Dans le petit village de Bozon le fou, tout était figé depuis des lunes : maisons, personnes, rues, activités. Tout s’agitait au rythme de la nature et selon les règles du clergé. La ligne du temps semblait ne plus bouger et s’était arrêtée ici sans que personne ne puisse savoir au juste depuis quand et pour combien d’années encore. On savait seulement que cela pouvait durer car les plus anciens étaient très âgés et disaient ne pas avoir connu d’autres lieux et leurs pères avant eux. En somme, seule la rivière qui passait par là ne suivait pas une ligne droite et c’est pourquoi elle avait donné son nom à la bourgade: La Croche.
Bozon le Fou y avait fait son royaume depuis qu’il avait trouvé une petite cabane en retrait et qui avait été abandonnée sans jamais savoir depuis quand. Il y avait des activités de survie : amasser de l’eau, couper du bois, attraper de petits gibiers. Et parfois, il recevait de la visite et des ‘’ dons ‘’ d’âmes généreuses. Dans ces cas, il se faisait un devoir d’initier un retour en leur rendant quelques services. Ainsi, sa vie était ‘’simple’’ comme lui, sans plus.

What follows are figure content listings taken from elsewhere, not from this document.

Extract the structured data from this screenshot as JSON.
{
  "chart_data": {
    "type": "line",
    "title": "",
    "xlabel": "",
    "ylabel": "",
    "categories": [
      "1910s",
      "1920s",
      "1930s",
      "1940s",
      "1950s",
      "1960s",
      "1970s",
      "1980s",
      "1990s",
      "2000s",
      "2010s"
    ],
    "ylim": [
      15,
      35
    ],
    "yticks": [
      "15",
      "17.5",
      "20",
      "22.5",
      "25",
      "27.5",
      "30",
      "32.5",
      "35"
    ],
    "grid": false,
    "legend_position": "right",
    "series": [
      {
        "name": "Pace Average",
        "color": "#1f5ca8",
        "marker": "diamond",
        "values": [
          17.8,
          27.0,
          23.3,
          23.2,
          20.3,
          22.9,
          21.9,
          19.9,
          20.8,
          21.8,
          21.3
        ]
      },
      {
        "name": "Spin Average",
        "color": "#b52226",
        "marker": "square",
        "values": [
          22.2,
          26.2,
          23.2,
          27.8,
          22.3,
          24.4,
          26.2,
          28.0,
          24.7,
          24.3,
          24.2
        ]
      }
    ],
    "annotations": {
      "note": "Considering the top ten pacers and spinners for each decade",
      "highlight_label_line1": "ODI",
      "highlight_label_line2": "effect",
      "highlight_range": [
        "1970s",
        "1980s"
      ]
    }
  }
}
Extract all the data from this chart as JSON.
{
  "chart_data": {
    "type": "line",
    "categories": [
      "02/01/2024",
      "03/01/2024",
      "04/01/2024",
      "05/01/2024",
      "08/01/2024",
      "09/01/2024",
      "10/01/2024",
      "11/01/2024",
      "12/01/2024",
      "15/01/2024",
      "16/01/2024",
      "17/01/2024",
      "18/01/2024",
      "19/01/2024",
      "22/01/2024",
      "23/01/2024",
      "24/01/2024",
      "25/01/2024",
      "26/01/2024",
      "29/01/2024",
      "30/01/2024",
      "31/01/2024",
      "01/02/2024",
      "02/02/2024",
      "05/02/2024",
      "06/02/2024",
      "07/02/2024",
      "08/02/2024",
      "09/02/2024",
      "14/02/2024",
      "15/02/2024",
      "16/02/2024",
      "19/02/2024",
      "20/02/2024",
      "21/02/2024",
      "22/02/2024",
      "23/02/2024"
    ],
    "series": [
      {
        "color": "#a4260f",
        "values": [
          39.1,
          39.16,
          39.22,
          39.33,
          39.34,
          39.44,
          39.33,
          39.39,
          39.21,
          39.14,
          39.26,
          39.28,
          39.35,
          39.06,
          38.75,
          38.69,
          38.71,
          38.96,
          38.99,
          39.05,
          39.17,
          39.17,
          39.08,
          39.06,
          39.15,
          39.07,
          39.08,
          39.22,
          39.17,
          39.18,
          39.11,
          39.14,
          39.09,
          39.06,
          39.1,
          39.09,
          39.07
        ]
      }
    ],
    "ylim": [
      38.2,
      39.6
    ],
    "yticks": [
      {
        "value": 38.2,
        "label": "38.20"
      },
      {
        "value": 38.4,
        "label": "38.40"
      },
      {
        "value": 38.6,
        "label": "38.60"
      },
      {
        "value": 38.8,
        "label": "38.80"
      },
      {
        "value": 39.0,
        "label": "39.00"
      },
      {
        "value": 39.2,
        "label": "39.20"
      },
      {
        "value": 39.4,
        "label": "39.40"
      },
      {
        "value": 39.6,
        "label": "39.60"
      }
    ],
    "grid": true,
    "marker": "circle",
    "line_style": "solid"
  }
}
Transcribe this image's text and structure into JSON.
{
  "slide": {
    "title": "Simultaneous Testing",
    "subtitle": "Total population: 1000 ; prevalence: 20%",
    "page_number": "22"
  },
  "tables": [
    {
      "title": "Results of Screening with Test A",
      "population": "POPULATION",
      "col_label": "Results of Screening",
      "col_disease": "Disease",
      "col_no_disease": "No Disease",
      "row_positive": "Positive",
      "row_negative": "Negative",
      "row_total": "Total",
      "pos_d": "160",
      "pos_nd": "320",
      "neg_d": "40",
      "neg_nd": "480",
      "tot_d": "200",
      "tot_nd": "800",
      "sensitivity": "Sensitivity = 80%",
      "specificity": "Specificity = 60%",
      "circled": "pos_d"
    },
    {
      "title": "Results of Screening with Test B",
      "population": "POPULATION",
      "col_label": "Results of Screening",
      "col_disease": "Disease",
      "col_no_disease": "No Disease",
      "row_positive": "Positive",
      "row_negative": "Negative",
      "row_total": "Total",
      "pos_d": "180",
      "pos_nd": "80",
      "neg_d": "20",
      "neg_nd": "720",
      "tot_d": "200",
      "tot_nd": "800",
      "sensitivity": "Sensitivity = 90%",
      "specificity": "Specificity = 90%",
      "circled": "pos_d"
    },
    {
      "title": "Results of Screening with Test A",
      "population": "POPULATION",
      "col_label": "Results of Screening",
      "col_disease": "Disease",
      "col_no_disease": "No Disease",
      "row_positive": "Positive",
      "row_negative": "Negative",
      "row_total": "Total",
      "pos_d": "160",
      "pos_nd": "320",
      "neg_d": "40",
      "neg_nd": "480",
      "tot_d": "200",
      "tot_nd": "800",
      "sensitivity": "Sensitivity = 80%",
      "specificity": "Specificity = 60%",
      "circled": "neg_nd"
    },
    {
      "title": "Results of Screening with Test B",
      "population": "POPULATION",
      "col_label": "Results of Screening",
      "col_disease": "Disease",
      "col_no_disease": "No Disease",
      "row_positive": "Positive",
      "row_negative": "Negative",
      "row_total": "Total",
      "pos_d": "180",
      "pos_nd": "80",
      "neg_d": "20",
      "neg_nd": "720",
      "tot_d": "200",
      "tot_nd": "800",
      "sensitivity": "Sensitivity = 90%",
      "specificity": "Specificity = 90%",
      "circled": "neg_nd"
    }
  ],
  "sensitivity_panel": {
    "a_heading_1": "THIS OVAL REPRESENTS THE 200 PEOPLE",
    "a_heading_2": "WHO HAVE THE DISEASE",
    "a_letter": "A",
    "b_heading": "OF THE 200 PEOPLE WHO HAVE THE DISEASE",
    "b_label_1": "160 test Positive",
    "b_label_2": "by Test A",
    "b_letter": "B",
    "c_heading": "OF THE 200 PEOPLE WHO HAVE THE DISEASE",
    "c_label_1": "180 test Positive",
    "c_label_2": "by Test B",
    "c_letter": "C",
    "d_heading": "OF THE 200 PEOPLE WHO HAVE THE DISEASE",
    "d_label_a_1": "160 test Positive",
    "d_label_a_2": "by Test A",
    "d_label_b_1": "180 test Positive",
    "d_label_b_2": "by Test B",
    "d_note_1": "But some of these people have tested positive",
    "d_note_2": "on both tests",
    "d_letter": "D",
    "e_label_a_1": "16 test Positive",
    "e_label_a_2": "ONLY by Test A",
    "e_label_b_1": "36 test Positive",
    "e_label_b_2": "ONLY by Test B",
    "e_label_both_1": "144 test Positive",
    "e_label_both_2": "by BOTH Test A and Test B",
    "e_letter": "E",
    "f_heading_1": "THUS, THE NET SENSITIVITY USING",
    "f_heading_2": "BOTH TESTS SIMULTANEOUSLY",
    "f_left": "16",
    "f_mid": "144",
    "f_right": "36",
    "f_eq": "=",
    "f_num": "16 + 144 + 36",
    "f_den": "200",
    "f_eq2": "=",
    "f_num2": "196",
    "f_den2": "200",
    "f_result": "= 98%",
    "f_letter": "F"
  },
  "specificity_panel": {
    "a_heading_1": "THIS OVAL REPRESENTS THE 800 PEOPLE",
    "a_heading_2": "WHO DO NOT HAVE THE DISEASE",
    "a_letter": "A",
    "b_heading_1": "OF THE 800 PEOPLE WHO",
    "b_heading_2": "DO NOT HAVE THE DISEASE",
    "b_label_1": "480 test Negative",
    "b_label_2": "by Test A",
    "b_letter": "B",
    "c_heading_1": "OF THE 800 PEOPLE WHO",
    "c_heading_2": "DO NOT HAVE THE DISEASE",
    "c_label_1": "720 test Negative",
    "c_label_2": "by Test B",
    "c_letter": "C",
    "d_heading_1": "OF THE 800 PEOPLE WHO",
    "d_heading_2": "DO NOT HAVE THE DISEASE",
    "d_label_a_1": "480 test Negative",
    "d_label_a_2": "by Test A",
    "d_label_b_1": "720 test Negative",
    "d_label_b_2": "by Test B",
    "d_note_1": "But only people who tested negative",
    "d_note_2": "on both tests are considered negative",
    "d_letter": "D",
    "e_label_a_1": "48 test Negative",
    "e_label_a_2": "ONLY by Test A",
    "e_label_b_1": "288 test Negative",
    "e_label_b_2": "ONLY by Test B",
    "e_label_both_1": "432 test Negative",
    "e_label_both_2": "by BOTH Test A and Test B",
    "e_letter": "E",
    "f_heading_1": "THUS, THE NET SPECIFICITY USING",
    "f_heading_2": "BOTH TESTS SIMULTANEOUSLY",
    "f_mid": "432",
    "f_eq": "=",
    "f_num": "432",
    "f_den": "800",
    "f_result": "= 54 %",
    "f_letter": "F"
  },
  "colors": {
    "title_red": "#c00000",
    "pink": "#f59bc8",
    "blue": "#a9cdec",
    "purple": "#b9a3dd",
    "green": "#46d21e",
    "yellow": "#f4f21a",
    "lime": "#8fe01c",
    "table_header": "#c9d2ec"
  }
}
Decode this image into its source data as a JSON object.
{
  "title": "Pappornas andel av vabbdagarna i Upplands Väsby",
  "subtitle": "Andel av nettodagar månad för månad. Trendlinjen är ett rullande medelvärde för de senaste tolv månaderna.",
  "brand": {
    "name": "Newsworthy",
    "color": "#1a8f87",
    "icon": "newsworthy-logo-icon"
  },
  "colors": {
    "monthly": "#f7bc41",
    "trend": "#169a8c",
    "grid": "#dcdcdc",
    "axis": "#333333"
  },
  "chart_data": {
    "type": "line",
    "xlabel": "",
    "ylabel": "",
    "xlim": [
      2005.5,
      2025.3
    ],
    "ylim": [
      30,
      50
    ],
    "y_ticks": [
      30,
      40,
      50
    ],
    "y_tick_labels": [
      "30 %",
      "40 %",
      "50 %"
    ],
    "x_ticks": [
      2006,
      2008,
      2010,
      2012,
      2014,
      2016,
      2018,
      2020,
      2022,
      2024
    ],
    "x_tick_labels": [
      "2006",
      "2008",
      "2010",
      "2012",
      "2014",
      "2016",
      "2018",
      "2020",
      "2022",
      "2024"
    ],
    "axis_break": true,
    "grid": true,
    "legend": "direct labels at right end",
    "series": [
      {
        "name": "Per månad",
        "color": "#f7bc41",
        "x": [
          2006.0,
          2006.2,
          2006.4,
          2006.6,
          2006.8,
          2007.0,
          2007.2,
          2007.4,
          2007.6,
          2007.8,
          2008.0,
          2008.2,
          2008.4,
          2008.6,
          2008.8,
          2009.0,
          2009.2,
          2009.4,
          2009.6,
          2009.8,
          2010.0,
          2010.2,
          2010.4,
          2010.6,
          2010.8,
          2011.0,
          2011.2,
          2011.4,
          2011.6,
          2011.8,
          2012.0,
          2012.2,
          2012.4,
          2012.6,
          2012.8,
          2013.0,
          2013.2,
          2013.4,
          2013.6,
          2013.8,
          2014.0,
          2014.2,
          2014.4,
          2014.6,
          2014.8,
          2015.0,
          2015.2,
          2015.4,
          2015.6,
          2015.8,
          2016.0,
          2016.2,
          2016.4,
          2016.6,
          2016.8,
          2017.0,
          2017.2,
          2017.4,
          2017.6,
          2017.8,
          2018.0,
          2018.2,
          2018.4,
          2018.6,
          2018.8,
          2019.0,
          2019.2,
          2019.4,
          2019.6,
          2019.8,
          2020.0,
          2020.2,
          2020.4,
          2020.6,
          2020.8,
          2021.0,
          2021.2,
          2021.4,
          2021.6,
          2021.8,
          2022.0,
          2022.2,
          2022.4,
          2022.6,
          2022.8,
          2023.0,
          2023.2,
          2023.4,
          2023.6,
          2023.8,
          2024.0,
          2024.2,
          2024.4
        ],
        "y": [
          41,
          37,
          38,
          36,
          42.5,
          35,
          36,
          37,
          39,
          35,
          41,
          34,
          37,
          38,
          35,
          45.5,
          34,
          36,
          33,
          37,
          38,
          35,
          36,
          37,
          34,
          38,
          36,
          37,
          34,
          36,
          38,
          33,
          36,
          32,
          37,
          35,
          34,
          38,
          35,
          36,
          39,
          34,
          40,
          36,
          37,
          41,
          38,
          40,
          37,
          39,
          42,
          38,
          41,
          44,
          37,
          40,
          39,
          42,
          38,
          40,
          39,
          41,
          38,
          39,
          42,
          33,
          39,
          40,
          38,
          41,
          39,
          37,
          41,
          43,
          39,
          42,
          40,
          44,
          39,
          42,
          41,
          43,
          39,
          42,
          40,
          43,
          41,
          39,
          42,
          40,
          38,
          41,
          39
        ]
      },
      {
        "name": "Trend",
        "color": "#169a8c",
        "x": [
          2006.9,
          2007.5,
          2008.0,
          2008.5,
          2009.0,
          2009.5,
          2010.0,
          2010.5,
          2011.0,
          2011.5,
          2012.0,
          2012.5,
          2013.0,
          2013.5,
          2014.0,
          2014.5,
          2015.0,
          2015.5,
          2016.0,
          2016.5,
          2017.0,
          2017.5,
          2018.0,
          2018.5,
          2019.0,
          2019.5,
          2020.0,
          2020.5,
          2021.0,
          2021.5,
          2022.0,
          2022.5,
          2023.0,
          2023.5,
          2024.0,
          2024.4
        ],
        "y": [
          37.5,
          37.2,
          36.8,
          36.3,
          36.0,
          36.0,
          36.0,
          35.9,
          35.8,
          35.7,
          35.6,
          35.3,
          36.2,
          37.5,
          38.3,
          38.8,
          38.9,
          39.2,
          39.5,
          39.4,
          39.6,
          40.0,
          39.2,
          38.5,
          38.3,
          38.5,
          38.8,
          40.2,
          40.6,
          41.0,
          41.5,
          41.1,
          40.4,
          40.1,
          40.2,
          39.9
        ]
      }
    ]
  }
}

Bozon avait un ami qui était comme un ‘’frère’’. Ils se voyaient rarement mais c’était toujours dans une continuité, comme si c’était hier. Leurs conversations étaient souvent sans mot. Juste un regard, un sourire, une activité parallèle. Car Glen était lui aussi en dehors de la boîte. Il vivait seul avec sa mère et l’aidait dans son jardin, les tâches ménagères, dans ces moments qui demandent une force plus brute. Glen avait le physique d’un lutteur mais était doux, il avait l’innocence d’un enfant, la douce tranquillité au jour le jour. Tout le monde le connaissait et appréciait sa présence. Certains, avec l’accord de la mère, pouvaient même utiliser ses services.
Le dimanche, à la messe, Zabeth les voyait de loin, dans l’église ou sur le perron, avant de revenir chacun chez soi. Encore là, sans grand éclat de voix, le courant passait entre les trois. C’était un moment de bonheur supplémentaire comme quand le masculin rencontre le féminin, sans arrière-pensée ni stratégie de conquête. La présence de Zabeth suffisait.
Puis, pour un temps, Zabeth n’apparaissait plus nulle part. On disait qu’elle était partie chez une tante. Dans le village, cependant, un bruit courait de plus en plus insistant et gonflé des ajouts de plusieurs. Zabeth était devenue une jeune femme avec des attributs féminins extérieurs évidents. Plusieurs jeunes et moins jeunes avaient des désirs qui étaient plus ou moins avouables et qui ‘’troublaient’’ bien des gens. Mais, la morale et les valeurs aidant, tout restait caché et calme. Ne vivaient que les fantasmes.
Le pire était arrivé de l’extérieur. Un garçon de la ville était venu rendre visite à sa mère et n’avait pas voulu se contenter des désirs. Zabeth étant désirable à ses yeux et naïve, alors pourquoi ne pas en profiter. Le prédateur a vu une proie facile et s’est exécuté sans retenue. Zabeth fut bouleversée au point où son comportement a alerté son père. Ce dernier, avec précaution, a fini par savoir ce qui s’était passé.
Puis tout s’est précipité: l’examen médical confirmait l’état et le futur de Zabeth. Le curé ne pouvant accepter un enfant né du péché dans sa paroisse, il obligea les parents à placer leur fille chez une tante-institution pour qu’il n’y ait pas de récidive et son enfant serait remis à la crèche, incognito. Bien sûr, la mère du prédateur n’a jamais revu son fils mais a porté sa vie durant le fardeau de sa honte. Les parents de Zabeth furent ‘’défaits’’ ne sachant ce qu’il advenait de leur fille, laquelle ne savait toujours pas ce qui lui arrivait. Quant à Bozon et Glen, ils ont attendu longtemps le retour de leur amie puis ont fini par ne plus rien espérer. Le village et leur curé s’en sont remis à leur morale qui était sauve. Les acteurs de ce drame devinrent ‘’invisibles’’, les regards vers eux étant fuyants et un silence chargé fut leur lot. Ils n’ont plus jamais vécu, seulement survécu.